= A Work of Art =

1956 short story by James Blish

"A Work of Art" is a science fiction short story by American writer James Blish. It was first published in the July 1956 issue of Science Fiction Stories with the title "Art Work". It has often been anthologized, appearing in The Worlds of Science Fiction, The Stars Around Us and The Golden Age of Science Fiction, among others.

==Plot==

In the year 2161, a new medical specialty has been developed, known as "Mind Sculpting." Human personalities from history are re-created and placed into voluntarily donated physical bodies. Two mind sculptors, Drs. Kris and Seirds, re-create the mind of Richard Strauss and place it in a body. After animation, the "new" Dr Strauss is encouraged to re-commence his life as a composer of music, which he does.

After some difficulty adjusting to the current techniques and theories of musical composition, which are based largely on random choices on a composition machine, Strauss searches for subjects to inspire him and composes several songs. He then comes across a play by Christopher Fry, Venus Observed, which he realises is an ideal subject for his music.

Working to a tight deadline, he completes the opera and conducts its premiere. But during the performance, he begins to suspect that something isn't quite right, and finally realises that he's used all the same musical language many times before and that he has nothing left to say musically.

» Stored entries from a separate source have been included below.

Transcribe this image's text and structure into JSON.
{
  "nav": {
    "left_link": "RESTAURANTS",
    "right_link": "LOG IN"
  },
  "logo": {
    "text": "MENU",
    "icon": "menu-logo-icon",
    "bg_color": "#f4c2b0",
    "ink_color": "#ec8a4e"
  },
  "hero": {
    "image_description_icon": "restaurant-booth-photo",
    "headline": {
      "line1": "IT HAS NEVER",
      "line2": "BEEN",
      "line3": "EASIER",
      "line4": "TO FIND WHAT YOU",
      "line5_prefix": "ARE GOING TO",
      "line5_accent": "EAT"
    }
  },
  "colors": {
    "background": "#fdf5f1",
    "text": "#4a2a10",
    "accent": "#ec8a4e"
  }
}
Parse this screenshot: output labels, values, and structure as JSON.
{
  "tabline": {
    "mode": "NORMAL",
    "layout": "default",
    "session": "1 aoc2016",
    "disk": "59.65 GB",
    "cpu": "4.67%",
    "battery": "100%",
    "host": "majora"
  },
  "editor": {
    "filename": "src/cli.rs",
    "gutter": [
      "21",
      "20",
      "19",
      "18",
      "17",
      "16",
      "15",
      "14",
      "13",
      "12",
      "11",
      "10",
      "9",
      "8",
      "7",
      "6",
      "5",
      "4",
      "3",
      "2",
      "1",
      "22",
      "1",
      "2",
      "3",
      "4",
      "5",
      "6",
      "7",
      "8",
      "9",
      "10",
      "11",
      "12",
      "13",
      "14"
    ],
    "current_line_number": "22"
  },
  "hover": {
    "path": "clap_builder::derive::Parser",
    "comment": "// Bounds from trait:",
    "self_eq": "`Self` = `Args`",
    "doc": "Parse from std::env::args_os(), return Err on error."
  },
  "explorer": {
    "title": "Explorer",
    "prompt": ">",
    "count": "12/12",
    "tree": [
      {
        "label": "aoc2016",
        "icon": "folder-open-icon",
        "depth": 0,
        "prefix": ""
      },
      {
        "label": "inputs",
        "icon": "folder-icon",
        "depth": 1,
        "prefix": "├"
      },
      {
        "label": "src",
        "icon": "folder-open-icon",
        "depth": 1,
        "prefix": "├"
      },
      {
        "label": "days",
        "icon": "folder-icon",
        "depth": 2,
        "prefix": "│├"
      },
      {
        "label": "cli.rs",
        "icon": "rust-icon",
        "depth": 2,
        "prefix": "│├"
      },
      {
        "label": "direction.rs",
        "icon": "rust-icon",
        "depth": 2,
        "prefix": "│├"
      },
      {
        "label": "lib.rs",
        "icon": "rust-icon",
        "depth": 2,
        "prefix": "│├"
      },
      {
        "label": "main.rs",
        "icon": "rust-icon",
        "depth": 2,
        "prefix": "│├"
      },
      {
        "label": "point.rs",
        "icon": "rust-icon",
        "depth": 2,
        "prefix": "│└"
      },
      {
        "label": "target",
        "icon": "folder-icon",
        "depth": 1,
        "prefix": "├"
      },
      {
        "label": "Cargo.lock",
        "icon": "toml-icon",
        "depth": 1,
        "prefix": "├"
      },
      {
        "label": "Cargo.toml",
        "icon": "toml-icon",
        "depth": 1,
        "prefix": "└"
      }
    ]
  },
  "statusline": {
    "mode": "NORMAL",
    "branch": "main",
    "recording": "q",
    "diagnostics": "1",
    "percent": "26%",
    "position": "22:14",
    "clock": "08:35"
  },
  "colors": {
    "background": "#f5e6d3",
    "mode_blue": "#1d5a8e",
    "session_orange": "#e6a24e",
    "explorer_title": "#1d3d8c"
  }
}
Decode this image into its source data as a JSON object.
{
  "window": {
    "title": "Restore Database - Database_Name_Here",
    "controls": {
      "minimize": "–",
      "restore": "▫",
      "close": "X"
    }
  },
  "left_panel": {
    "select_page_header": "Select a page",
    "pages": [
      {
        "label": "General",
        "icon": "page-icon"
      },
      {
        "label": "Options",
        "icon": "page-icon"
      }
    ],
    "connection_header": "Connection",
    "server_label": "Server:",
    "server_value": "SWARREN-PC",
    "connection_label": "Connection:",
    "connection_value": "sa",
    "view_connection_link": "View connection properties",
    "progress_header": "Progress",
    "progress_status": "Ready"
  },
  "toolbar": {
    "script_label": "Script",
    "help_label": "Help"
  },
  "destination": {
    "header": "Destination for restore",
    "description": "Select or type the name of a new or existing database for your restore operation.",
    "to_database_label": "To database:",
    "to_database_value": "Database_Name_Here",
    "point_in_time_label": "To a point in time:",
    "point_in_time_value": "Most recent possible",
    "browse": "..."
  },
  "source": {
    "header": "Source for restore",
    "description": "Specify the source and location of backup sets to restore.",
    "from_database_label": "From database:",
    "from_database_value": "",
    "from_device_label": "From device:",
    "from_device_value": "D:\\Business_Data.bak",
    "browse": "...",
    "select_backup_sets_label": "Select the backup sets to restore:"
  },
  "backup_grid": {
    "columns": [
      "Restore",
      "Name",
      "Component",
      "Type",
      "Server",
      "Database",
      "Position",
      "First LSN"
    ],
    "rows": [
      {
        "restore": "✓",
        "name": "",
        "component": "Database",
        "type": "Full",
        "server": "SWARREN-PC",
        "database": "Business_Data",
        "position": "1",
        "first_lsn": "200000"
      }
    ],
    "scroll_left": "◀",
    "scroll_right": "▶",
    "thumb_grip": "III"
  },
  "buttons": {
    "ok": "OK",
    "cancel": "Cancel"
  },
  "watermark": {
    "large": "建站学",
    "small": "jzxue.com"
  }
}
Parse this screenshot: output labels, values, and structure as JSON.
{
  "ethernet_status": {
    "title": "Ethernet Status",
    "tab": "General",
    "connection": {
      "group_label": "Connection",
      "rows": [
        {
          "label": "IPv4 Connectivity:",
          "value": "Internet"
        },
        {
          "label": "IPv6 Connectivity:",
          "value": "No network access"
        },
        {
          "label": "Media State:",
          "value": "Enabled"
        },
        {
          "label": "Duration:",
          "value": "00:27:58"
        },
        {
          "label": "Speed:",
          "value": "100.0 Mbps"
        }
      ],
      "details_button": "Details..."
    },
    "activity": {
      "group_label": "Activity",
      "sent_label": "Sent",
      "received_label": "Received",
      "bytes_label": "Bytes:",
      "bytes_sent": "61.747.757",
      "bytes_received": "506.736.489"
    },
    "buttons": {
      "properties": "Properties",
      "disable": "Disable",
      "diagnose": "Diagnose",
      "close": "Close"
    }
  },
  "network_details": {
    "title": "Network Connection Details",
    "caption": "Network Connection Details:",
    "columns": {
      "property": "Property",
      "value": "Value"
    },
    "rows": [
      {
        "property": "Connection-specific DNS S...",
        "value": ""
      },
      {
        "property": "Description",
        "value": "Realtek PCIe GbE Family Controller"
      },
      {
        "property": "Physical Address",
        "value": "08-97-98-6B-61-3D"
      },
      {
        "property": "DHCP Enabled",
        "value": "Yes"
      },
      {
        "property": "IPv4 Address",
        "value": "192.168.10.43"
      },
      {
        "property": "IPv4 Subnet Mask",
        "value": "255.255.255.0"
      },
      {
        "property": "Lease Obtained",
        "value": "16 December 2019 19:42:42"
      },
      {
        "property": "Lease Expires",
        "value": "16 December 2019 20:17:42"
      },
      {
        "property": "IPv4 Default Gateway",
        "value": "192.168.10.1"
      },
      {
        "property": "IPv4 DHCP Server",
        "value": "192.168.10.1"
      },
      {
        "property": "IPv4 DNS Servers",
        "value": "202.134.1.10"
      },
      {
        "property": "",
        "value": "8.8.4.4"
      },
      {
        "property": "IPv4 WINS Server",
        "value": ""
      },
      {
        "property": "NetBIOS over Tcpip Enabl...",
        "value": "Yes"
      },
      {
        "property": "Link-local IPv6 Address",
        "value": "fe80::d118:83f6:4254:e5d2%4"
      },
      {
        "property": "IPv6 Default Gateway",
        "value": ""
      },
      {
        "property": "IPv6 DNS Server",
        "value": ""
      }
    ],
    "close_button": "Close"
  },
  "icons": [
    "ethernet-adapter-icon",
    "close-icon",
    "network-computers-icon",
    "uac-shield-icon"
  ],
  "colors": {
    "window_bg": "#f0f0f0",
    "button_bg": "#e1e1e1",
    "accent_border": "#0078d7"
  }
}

The applause, when it comes, is not for him, but for the mind sculptors, and Strauss realises that it was all an experiment. Before the sculptors pronounce the formulation that will destroy the re-created mind and restore the mind of the donor – a man completely devoid of musical ability – he feels the satisfaction that the sculptors will never know that the music lacked any spark of genius: "the 'Strauss' [they] had created was as empty of genius as a hollow gourd." His final regret is that he will not now be able to set to music Personae, a poem by Ezra Pound appropriate to the occasion that he had just discovered.

==Commentary==
In The Worlds of Science Fiction, James Blish writes:

Ostensibly this is a story about the future of serious music, but actually it proposes no novelties in that field. Its real subject is the creative process itself ... The story adopts a radical scientific assumption in order to make a philosophical and emotional point that could have been made in no other way.